Trust me, I know it's not easy, and it seems like the days are never ending while they're gone. I promise it will be over someday, and that's something to look forward to. I can't tell you how many nights I have lost sleep because I've been worried about him or just because I missed him so much. I know- I've been there. Here's my advice, take advantage of the phone or video calls even when they may be at extremely inconvenient times. They're worth it, and keep a smile on your face for days afterward. Even if the call is for a few minutes, take it. You don't know when you can get another one, so take advantage of it.
Holidays are hard. With Thanksgiving, Christmas, and the New Year just passing, it seems harder than normal to get through it all especially with the whole family having their significant others, and them asking about yours. It's hard, and it seems like it will never end, but take a deep breath. I know you want them there, but it will be over soon enough. Take it day by day, and I promise you'll be able to make it through other holidays and maybe even birthdays.
Give yourself something to look forward to. Even if they're little milestones. I've found myself counting how many months my boyfriend has been gone, and it makes me extremely happy when exactly a month, two months, etc., passes because that means the deployment is that much closer to being over, and he comes home sooner.
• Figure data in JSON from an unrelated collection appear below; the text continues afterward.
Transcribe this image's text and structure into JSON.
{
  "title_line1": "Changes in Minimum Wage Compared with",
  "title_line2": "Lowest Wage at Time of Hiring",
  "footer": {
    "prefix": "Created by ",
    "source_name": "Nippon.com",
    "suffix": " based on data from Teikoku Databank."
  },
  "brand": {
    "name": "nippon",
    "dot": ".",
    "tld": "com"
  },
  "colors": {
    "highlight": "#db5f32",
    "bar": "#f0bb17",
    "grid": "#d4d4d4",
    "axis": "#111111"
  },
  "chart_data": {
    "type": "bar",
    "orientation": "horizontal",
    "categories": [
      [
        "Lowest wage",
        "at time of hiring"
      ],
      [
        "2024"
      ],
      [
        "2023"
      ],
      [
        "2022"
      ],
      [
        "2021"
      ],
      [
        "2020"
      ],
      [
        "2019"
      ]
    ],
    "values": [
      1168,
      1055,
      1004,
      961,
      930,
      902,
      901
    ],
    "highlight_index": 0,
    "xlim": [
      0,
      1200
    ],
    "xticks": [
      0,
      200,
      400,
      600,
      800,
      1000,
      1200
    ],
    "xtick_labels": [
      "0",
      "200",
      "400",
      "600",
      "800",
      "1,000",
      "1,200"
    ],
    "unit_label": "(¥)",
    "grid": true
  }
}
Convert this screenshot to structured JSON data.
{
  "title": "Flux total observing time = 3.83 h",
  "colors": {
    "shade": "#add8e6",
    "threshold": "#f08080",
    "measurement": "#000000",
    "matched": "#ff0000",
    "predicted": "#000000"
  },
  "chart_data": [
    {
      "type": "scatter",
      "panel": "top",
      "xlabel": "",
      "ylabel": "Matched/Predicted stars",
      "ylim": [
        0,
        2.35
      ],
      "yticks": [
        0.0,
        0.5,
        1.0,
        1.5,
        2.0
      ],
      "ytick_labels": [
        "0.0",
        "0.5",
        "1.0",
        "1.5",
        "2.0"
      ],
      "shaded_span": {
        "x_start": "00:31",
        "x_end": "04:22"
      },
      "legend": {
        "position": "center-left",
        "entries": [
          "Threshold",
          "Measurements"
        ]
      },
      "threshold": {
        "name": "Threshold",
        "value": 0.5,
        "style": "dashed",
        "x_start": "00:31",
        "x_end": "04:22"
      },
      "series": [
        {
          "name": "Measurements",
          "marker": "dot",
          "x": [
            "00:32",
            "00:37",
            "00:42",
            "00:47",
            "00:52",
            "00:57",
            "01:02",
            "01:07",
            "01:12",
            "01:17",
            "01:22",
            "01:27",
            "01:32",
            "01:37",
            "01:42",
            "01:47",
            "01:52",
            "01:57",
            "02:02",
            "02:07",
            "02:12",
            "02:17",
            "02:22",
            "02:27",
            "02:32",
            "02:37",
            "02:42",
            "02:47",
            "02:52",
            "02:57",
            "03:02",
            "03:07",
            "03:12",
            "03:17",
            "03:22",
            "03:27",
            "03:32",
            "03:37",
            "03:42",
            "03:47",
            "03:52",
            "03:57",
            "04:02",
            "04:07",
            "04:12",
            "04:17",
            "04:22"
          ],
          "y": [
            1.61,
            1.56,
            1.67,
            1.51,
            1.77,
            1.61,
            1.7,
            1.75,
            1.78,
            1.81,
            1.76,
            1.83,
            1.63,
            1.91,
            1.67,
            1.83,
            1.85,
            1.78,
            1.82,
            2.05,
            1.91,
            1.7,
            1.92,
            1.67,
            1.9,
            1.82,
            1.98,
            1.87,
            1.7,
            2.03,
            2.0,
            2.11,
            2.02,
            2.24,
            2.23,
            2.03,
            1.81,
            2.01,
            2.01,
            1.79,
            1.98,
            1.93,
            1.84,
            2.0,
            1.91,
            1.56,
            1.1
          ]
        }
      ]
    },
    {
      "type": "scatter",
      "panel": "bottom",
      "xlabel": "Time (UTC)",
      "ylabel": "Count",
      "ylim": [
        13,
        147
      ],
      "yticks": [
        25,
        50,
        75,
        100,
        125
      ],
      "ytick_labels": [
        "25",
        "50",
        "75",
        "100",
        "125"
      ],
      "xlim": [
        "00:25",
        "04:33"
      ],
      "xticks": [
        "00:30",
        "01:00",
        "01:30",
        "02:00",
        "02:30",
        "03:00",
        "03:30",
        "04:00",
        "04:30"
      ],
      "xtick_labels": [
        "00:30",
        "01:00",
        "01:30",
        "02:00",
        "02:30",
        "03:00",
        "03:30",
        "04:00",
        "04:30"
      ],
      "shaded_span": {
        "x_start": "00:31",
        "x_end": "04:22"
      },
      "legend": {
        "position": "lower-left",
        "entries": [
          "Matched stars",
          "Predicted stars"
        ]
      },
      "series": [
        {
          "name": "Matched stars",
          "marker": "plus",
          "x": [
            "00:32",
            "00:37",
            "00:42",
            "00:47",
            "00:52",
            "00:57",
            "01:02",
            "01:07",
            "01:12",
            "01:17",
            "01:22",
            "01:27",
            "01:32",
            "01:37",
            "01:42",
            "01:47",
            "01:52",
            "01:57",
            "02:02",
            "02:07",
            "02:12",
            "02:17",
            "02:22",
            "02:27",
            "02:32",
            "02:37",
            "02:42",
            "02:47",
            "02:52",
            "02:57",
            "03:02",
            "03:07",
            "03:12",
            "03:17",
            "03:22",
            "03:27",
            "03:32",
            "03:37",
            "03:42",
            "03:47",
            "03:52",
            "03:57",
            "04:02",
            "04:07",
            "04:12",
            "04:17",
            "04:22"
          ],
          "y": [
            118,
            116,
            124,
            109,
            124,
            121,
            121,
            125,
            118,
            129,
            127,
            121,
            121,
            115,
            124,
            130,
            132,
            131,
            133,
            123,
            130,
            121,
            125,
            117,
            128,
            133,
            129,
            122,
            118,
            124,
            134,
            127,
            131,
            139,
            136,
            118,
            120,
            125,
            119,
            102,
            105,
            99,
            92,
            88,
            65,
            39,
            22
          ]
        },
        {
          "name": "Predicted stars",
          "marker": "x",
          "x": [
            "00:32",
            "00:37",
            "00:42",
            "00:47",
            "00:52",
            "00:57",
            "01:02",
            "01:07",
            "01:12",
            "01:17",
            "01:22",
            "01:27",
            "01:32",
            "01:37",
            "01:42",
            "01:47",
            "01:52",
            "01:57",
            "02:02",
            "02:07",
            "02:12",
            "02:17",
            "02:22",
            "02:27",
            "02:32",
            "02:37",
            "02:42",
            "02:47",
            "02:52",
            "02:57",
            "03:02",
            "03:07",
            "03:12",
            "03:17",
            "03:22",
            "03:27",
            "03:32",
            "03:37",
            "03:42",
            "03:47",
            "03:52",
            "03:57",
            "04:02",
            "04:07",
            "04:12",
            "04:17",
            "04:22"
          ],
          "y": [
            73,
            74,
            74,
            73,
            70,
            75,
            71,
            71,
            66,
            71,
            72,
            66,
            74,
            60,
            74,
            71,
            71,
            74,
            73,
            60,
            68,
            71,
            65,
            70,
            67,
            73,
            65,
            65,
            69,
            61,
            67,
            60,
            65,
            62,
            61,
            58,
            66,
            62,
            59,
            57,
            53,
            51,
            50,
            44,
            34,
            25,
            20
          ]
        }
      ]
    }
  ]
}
Of course, counting down to when they come home is awesome, too, but it can be sometimes difficult since you don't know when exactly that is. So, make goals that you know are for certain, and it helps quite a bit.
Again, I know it's hard, but it isn't the end of the world. It will be over someday. Take it day by day and look forward to what is over and what there is to look forward to. Find someone who is also going through it (or has gone through it), and talk to them. It's comforting having someone knowing exactly how you're feeling when sometimes there aren't words for it. I promise you will both get through it, and be stronger than you were before the deployment (cliche, I know). Keep your head up, and power through. You got this.